After we were finished talking, I made a beeline for the door. The second I passed through the doorway and was out of sight of Tyler and the deputy, I stopped and let all the tears come. Lauren hugged me and told me how proud of me she is. The world needs more Laurens.
Though Tyler anticipated that it would be a long process, the entire thing was wrapped up within six days. My first meeting with him was on Wednesday, April 25th and I was called back in on the following Tuesday, May 1st. He met with my coworker and decided that there just wasn’t enough evidence to do a formal investigation.
Though my text messages demonstrated me being hesitant, becoming uncomfortable, me stating boundaries that he clearly crosses, and him pushing me to hang out that night, saying he wanted to “just talk”, it wasn’t enough evidence. Tyler said that my coworker claimed we had conversations that night in which we discussed what would happen and I gave consent. Apparently the text messages are not enough because I could have changed my mind in the moment.

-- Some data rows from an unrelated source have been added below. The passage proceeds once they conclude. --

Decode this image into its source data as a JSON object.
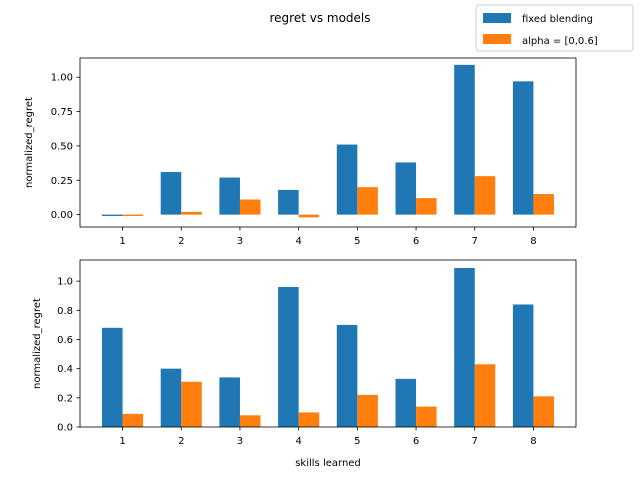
{
  "figure": {
    "title": "regret vs models"
  },
  "legend": {
    "placement": "top-right",
    "entries": [
      {
        "label": "fixed blending",
        "color": "#1f77b4"
      },
      {
        "label": "alpha = [0,0.6]",
        "color": "#ff7f0e"
      }
    ]
  },
  "chart_data": [
    {
      "type": "bar",
      "title": "",
      "xlabel": "",
      "ylabel": "normalized_regret",
      "categories": [
        "1",
        "2",
        "3",
        "4",
        "5",
        "6",
        "7",
        "8"
      ],
      "ylim": [
        -0.09,
        1.14
      ],
      "yticks": [
        0.0,
        0.25,
        0.5,
        0.75,
        1.0
      ],
      "ytick_labels": [
        "0.00",
        "0.25",
        "0.50",
        "0.75",
        "1.00"
      ],
      "series": [
        {
          "name": "fixed blending",
          "color": "#1f77b4",
          "values": [
            -0.01,
            0.31,
            0.27,
            0.18,
            0.51,
            0.38,
            1.09,
            0.97
          ]
        },
        {
          "name": "alpha = [0,0.6]",
          "color": "#ff7f0e",
          "values": [
            -0.01,
            0.02,
            0.11,
            -0.02,
            0.2,
            0.12,
            0.28,
            0.15
          ]
        }
      ]
    },
    {
      "type": "bar",
      "title": "",
      "xlabel": "skills learned",
      "ylabel": "normalized_regret",
      "categories": [
        "1",
        "2",
        "3",
        "4",
        "5",
        "6",
        "7",
        "8"
      ],
      "ylim": [
        0,
        1.145
      ],
      "yticks": [
        0.0,
        0.2,
        0.4,
        0.6,
        0.8,
        1.0
      ],
      "ytick_labels": [
        "0.0",
        "0.2",
        "0.4",
        "0.6",
        "0.8",
        "1.0"
      ],
      "series": [
        {
          "name": "fixed blending",
          "color": "#1f77b4",
          "values": [
            0.68,
            0.4,
            0.34,
            0.96,
            0.7,
            0.33,
            1.09,
            0.84
          ]
        },
        {
          "name": "alpha = [0,0.6]",
          "color": "#ff7f0e",
          "values": [
            0.09,
            0.31,
            0.08,
            0.1,
            0.22,
            0.14,
            0.43,
            0.21
          ]
        }
      ]
    }
  ]
}
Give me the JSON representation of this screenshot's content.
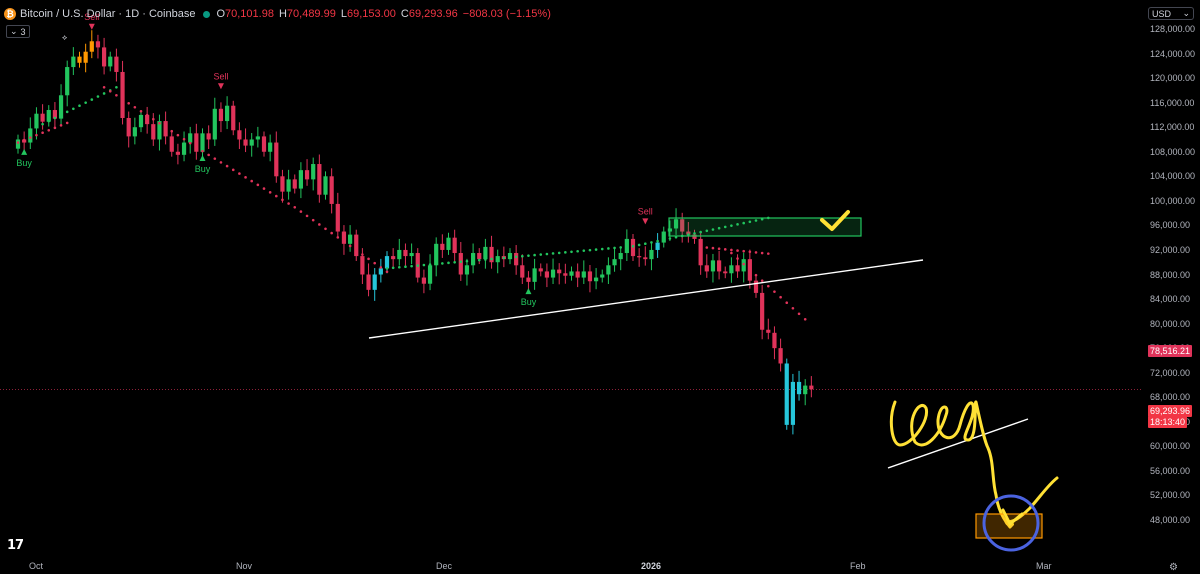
{
  "header": {
    "title": "Bitcoin / U.S. Dollar · 1D · Coinbase",
    "open_label": "O",
    "open": "70,101.98",
    "high_label": "H",
    "high": "70,489.99",
    "low_label": "L",
    "low": "69,153.00",
    "close_label": "C",
    "close": "69,293.96",
    "change": "−808.03 (−1.15%)"
  },
  "indicators_button": {
    "count": "3"
  },
  "currency": {
    "label": "USD"
  },
  "y_axis": {
    "ticks": [
      "128,000.00",
      "124,000.00",
      "120,000.00",
      "116,000.00",
      "112,000.00",
      "108,000.00",
      "104,000.00",
      "100,000.00",
      "96,000.00",
      "92,000.00",
      "88,000.00",
      "84,000.00",
      "80,000.00",
      "76,000.00",
      "72,000.00",
      "68,000.00",
      "64,000.00",
      "60,000.00",
      "56,000.00",
      "52,000.00",
      "48,000.00"
    ]
  },
  "x_axis": {
    "ticks": [
      "Oct",
      "Nov",
      "Dec",
      "2026",
      "Feb",
      "Mar"
    ]
  },
  "price_tags": {
    "indicator_value": "78,516.21",
    "last_price": "69,293.96",
    "countdown": "18:13:40"
  },
  "signals": [
    {
      "label": "Buy",
      "type": "buy"
    },
    {
      "label": "Sell",
      "type": "sell"
    },
    {
      "label": "Sell",
      "type": "sell"
    },
    {
      "label": "Buy",
      "type": "buy"
    },
    {
      "label": "Sell",
      "type": "sell"
    },
    {
      "label": "Buy",
      "type": "buy"
    }
  ],
  "colors": {
    "up": "#22c55e",
    "down": "#e0335a",
    "cyan": "#26c6da",
    "orange": "#ff9800",
    "trend_up": "#22c55e",
    "trend_down": "#e0335a",
    "drawing": "#ffe135",
    "circle": "#4b63e0",
    "box": "#ff9800",
    "buy_sell_buy": "#22c55e",
    "buy_sell_sell": "#e0335a"
  },
  "chart_data": {
    "type": "candlestick",
    "title": "Bitcoin / U.S. Dollar · 1D · Coinbase",
    "ylim": [
      47000,
      129000
    ],
    "y_scale": "linear",
    "x_labels": [
      "Oct",
      "Nov",
      "Dec",
      "2026",
      "Feb",
      "Mar"
    ],
    "candles_close": [
      110000,
      109500,
      111800,
      114200,
      112900,
      114800,
      113400,
      117200,
      121800,
      123500,
      122500,
      124300,
      126000,
      125000,
      121900,
      123500,
      121000,
      113500,
      110500,
      112000,
      114000,
      112500,
      110000,
      113000,
      110500,
      108000,
      107500,
      109500,
      111000,
      108000,
      111000,
      110000,
      115000,
      113000,
      115500,
      111500,
      110000,
      109000,
      110000,
      110500,
      108000,
      109500,
      104000,
      101500,
      103500,
      102000,
      105000,
      103500,
      106000,
      101000,
      104000,
      99500,
      95000,
      93000,
      94500,
      91000,
      88000,
      85500,
      88000,
      89000,
      91000,
      90500,
      92000,
      91000,
      91500,
      87500,
      86500,
      89500,
      93000,
      92000,
      94000,
      91500,
      88000,
      89500,
      91500,
      90500,
      92500,
      90000,
      91000,
      90500,
      91500,
      89500,
      87500,
      86800,
      89000,
      88500,
      87500,
      88800,
      88200,
      87800,
      88500,
      87500,
      88500,
      86900,
      87500,
      88000,
      89500,
      90500,
      91500,
      93800,
      91000,
      90800,
      90500,
      92000,
      93200,
      95000,
      95500,
      97000,
      95000,
      94500,
      93800,
      89500,
      88500,
      90300,
      88500,
      88200,
      89500,
      88500,
      90500,
      87000,
      85000,
      79000,
      78500,
      76000,
      73500,
      63500,
      70500,
      68500,
      69900,
      69293.96
    ],
    "signals": [
      {
        "type": "buy",
        "label": "Buy"
      },
      {
        "type": "sell",
        "label": "Sell"
      },
      {
        "type": "sell",
        "label": "Sell"
      },
      {
        "type": "buy",
        "label": "Buy"
      },
      {
        "type": "sell",
        "label": "Sell"
      },
      {
        "type": "buy",
        "label": "Buy"
      }
    ],
    "last_price": 69293.96,
    "indicator_value": 78516.21,
    "grid": false
  }
}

But I think the part that bothered me the most is that he told Tyler he remembered me saying no and asking him to stop but that I also went along with it. And that is enough to make it consensual. The shame and guilt and blame trickle up again. Because he is practically saying that my “no”s and “stop”s were not enough.
It took me 5 months to officially send in my own report of this situation. And at first I regret the fact that I waited so long, but later I realized I needed to do a lot of processing on my own before I took that step.
If I hadn’t had done this on my own timing, this ending would have devastated me. But taking the time to process and to take control, step by step on my own, was essential. Because I was able to walk out of that last meeting with a fire in me for change instead of darkness. I was able to know that it doesn’t matter what my coworker said, what Tyler decided, what any other human being thinks. It does not change a single thing about me or about this situation. My circumstances do not define my identity and they do not define me.
Tyler asked me what I wanted the outcome of this report to be. I told him that I just don’t want this to ever happen to anyone again, especially at the HPER. I want him removed from positions of power where he has influence over people, where people trust him. I wanted to do what I could to keep anyone from feeling the things that I have. Though these things didn’t happen, I did what I could. The rest is not in my hands.
No one has power to decide if what happened was wrong or okay except for me. I walked into the process with a goal and I left that room having accomplished that goal – to be heard. I made my voice heard, I fought for myself, and I took control of how I am treated. I took a tiny baby step in the direction of change that I hope to one day see for every woman on every college campus.
The entire process, the entire experience, and frankly the entire 3 years have been difficult. I was so lost and struggling so much, but throughout it all I’ve found my voice and I have found a passion for making sure that others find theirs. Through my brokenness I hope to build up those around me. Because I don’t want to tear these men down, bringing them down to their own level. I think the real victory is in building women up, making them realize their own strength.